Nehmen wir den besten aller schlechten Fälle an: Deutschland hat gewonnen, Sie haben darauf ein paar Bier getrunken, noch ein wenig gefeiert, sind spät schlafen gegangen. In der Nacht zuvor haben Sie ebenfalls wenig geschlafen, WM ist schließlich nur einmal in vier Jahren. Was tun?
"Gönnen Sie sich morgens helles Tageslicht, dann haben Sie schon einmal weniger Probleme, richtig wach zu werden", sagt Ficker.
Um beim Aufstehen schnell in Form zu kommen, braucht der Organismus laut Kunz einen klaren Startimpuls. "Kalt duschen wirkt tatsächlich", sagt Kunz. Der Grund: Beim Aufwachen ist der Körper innen gewissermaßen im Ruhemodus und damit vergleichsweise kühl. Bei einer kalten Dusche ziehen sich die Gefäße in Händen und Füßen zusammen, weniger Blut fließt in die Extremitäten, weniger Wärme wird abgegeben - der Körperkern erreicht Betriebstemperatur.
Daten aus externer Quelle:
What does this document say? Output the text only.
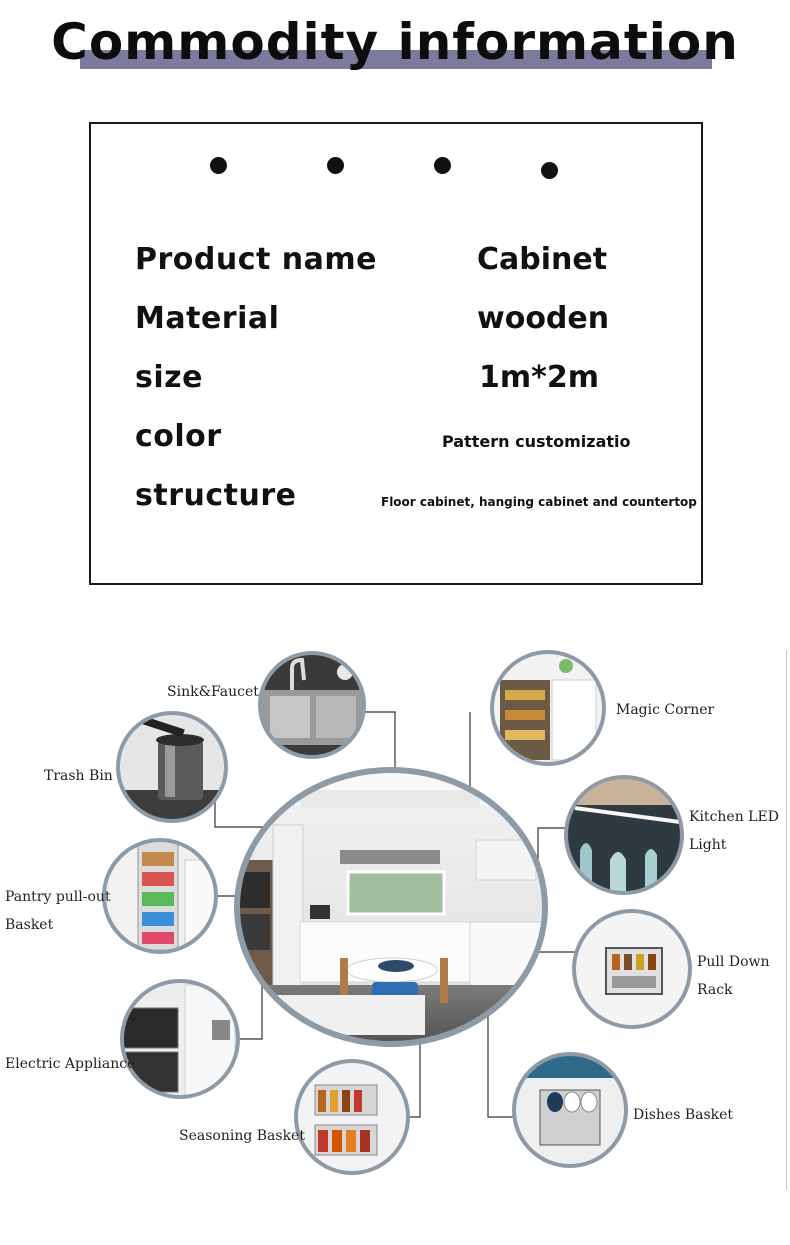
Commodity information
Product name	Cabinet
Material	wooden
size	1m*2m
color	Pattern customizatio
structure	Floor cabinet, hanging cabinet and countertop
Sink&Faucet
Trash Bin
Pantry pull-out
Basket
Electric Appliance
Seasoning Basket
Magic Corner
Kitchen LED
Light
Pull Down
Rack
Dishes Basket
Während des Tages empfiehlt sich laut den beiden Experten das, was die meisten aus eigener Erfahrung als wirksam erlebt haben: Fenster öffnen, um kühle Luft reinzulassen, kaltes Wasser ins Gesicht, sich bewegen. Auch ein Power Nap kann helfen, länger als 20 Minuten sollte das Schläfchen aber nicht dauern. Und natürlich: Kaffee, Cola, also Koffein. "Das wirkt besonders gut, wenn man es sonst nicht zu oft trinkt", sagt Ficker.
Am Abend schließlich sollte der erschöpfte Fan früh ins Bett gehen. Wenn es nicht gerade wieder eine interessante Begegnung bei der WM gibt.
5. Gibt es einen Wachmacher-Geheimtipp jenseits von Koffein?
Was ist eigentlich mit Vitaminen und anderen Stoffen, denen nachgesagt wird, dass sie wach machen? Laut Ficker ist weder von Vitamin C noch beispielsweise von Magnesium oder ASS eine objektive Wirkung auf Müdigkeit oder Wachheit nachgewiesen.